Les Morceaux choisis d’histoires mythologiques (1837) de John Larkin, professeur de grec et de philosophie au Petit Séminaire de Montréal de 1827 à 1840, forment un recueil de mythes entièrement copié à partir de la Bibliothèque du pseudo-Apollodore (c. 100 apr. J.-C.) et destiné principalement à l’apprentissage du grec au niveau élémentaire. Cet article présente la manière dont Larkin a composé le texte à partir de sa source : ses altérations, ses omissions et la censure qu’il opère, ainsi que ses ajouts.

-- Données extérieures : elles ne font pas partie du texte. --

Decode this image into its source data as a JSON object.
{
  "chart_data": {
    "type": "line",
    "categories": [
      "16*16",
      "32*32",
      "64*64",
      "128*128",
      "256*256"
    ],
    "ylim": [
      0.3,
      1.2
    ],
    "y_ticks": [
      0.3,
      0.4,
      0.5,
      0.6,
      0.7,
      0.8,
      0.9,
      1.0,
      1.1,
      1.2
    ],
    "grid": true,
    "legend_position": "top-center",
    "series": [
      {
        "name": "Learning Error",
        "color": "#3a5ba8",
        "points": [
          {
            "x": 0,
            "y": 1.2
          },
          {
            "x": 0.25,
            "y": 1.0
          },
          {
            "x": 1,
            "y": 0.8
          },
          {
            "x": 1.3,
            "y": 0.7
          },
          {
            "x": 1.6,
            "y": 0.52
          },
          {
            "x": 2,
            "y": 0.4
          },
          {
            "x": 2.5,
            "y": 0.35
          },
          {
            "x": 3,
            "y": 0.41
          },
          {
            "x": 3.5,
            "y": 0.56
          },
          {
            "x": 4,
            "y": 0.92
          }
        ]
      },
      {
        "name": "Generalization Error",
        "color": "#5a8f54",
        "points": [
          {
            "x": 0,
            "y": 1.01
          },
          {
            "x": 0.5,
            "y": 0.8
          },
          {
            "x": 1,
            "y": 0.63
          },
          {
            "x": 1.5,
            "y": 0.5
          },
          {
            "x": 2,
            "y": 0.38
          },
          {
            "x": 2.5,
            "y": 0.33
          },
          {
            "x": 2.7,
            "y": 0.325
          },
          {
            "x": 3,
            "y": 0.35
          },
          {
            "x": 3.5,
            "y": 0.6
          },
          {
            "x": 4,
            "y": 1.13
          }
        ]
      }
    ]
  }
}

On trouve, en annexe, un tableau comparatif complet entre les Morceaux choisis et les passages de la Bibliothèque.

John Larkin and his Eklekta mythistorias, a state of the text

The Morceaux choisis d’histoires mythologiques (Fragments of mythological tales) (1837) by John Larkin, a professor of Greek and philosophy at the Petit Séminaire de Montréal from 1827 to 1840, form a collection of myths copied entirely from the Library of the pseudo-Apollodorus (c. 100 A.D.) and intended mainly for teaching Greek at the primary level. This article examines the manner in which Larkin composed the text based on his source : his alterations, omissions, censorings and additions. A comprehensive comparison chart of the Morceaux choisis and passages from the Library is provided in the annex.